In all likelihood, the hackers would have planted malware onto the computers belonging to staff who work at the newspaper, opening backdoors for hackers to gain access to connected systems. No doubt one of the servers that the hackers managed to access contained login details for employees.
A report on the newspaper’s website explains that staff will be told to change their passwords “on the assumption that many or all of them may have been compromised.”
That would be extremely sensible advice.
A major concern would be that Washington Post staff might be using the same password in multiple places. If that’s the case (and let’s face it, *most* people are shamefully bad at following best practice for password security) then hackers could right now be attempting to access other accounts owned by the users – such as their email and cloud storage accounts.
For this reason, it really is essential that journalists who cover sensitive topics practice good security, and take every step possible to protect the identity of their sources from falling into the wrong hands.
Of course, it must be remembered that it is extremely difficult to prove who is behind an internet attack like this. That’s because it’s so easy to use compromised computers around the world to route attacks through – disguising the true origin.
Even if China is identified as the starting point of an attack – it doesn’t necessarily prove that the hack was backed by the Chinese government or intelligence services. It could just as easily be a group of skilled, patriotic Chinese hackers upset with how the US media portrays its government.
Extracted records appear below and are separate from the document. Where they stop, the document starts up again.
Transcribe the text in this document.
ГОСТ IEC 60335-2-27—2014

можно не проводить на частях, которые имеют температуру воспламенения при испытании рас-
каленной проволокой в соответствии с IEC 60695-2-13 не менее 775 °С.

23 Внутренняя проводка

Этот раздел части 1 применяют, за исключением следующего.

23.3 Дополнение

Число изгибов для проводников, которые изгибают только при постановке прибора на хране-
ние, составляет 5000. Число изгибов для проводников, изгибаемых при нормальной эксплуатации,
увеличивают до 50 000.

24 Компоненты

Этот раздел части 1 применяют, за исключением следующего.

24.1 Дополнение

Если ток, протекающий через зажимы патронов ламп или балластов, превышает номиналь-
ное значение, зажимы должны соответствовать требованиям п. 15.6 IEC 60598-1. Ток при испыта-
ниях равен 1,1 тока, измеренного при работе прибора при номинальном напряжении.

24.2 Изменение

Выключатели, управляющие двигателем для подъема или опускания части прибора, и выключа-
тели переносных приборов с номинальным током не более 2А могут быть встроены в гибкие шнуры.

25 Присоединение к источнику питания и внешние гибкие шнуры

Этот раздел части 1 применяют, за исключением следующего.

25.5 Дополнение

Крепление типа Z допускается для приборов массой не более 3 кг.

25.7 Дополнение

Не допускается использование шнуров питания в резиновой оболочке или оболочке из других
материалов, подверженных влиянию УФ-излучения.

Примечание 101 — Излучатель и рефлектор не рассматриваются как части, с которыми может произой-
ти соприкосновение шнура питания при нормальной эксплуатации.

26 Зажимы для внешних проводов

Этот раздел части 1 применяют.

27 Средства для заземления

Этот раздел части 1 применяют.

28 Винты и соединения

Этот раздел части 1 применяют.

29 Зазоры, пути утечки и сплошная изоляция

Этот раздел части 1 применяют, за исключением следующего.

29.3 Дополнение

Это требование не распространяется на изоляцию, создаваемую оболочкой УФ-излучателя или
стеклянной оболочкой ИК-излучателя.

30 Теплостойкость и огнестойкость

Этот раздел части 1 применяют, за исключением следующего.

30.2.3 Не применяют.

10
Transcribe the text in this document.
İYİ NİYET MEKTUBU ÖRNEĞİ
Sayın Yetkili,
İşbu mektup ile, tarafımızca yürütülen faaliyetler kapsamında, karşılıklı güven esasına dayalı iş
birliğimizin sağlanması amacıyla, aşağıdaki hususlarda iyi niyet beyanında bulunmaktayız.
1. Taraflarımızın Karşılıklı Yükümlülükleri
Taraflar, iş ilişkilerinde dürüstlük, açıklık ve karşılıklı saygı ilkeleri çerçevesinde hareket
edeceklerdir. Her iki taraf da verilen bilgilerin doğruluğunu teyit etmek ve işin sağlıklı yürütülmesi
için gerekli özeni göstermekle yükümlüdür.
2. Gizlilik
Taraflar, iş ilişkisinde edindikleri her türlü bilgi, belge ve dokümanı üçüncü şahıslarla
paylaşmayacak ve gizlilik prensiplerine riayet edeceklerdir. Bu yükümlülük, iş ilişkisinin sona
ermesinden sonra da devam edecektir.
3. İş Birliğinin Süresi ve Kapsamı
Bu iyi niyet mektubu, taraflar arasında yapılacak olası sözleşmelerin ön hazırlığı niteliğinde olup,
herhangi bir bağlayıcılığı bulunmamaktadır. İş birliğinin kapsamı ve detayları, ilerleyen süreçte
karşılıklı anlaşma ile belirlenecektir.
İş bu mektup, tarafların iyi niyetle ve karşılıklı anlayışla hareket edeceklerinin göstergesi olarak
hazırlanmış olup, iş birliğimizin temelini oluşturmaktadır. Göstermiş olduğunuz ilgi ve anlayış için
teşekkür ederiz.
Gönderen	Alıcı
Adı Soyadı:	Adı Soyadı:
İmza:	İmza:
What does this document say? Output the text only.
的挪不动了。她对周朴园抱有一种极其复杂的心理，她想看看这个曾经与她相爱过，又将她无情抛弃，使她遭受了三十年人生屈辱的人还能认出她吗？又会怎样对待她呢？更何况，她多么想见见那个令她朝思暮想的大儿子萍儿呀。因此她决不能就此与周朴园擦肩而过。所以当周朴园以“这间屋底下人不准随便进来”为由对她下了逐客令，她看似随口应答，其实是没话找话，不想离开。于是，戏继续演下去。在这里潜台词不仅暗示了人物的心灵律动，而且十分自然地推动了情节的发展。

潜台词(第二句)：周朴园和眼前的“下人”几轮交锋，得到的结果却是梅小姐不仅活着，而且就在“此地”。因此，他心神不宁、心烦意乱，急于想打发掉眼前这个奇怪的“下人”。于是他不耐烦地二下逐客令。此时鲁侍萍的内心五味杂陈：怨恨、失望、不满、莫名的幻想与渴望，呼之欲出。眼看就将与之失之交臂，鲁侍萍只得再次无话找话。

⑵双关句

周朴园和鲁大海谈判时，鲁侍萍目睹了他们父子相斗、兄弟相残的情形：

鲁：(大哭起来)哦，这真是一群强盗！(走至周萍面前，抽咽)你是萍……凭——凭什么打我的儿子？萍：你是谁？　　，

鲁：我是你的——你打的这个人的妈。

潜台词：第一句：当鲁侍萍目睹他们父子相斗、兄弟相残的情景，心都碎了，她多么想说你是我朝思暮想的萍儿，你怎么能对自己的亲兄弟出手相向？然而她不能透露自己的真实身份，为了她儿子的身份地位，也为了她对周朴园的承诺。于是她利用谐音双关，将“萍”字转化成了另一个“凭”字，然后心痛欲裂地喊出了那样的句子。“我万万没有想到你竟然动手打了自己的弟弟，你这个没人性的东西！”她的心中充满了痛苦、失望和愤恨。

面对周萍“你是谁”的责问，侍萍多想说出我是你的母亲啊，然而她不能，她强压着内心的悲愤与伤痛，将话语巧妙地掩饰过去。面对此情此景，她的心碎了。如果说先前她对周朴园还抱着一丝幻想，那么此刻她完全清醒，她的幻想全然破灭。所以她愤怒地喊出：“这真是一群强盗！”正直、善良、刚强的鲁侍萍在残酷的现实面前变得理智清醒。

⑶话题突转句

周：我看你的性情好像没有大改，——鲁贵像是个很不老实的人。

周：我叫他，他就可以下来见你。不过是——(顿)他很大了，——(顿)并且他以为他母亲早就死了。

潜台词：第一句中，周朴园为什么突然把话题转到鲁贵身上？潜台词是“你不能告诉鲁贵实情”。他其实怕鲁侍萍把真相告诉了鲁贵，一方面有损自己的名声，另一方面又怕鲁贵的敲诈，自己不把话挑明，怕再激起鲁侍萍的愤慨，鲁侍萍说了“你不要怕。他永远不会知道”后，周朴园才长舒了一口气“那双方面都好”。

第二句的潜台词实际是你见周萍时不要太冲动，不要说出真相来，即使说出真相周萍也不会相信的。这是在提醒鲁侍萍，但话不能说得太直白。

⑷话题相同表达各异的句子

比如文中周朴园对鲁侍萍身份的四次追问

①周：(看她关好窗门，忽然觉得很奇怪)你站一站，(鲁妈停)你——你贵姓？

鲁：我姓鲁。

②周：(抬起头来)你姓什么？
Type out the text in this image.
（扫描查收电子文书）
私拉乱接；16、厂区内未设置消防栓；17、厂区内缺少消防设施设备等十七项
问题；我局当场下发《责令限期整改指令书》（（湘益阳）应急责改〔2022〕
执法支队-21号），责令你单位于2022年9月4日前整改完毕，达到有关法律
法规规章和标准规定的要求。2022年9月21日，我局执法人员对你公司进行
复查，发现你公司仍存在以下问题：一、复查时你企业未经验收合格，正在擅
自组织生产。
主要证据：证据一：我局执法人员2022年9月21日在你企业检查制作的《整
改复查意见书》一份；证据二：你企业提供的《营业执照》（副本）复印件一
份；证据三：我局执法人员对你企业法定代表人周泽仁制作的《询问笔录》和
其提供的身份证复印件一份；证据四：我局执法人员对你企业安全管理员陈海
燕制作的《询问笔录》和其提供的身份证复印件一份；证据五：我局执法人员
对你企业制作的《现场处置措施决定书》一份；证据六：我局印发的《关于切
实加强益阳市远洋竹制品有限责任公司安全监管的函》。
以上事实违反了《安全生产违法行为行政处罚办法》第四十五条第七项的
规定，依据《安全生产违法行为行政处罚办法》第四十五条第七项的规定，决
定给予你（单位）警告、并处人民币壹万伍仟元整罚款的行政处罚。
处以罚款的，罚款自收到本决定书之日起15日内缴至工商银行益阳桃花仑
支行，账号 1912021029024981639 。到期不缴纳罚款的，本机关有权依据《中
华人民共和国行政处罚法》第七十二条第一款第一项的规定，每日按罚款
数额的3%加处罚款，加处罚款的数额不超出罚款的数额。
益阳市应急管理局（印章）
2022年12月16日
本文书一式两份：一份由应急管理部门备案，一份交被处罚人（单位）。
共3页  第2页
But let’s not be too naive. In all probability, this attack was sanctioned by Beijing. Although some conspiracy theorists may wonder – in the current climate – if it wasn’t the NSA instead!
Of course, this isn’t the first time that hackers have broken their way into computer servers at The Washington Post. Earlier this year reports emerged that the paper had unknowingly had its servers infiltrated by Chinese hackers for some years.
And in August, the notorious Syrian Electronic Army managed to redirect the newspaper’s online readers to the hacking group’s website instead.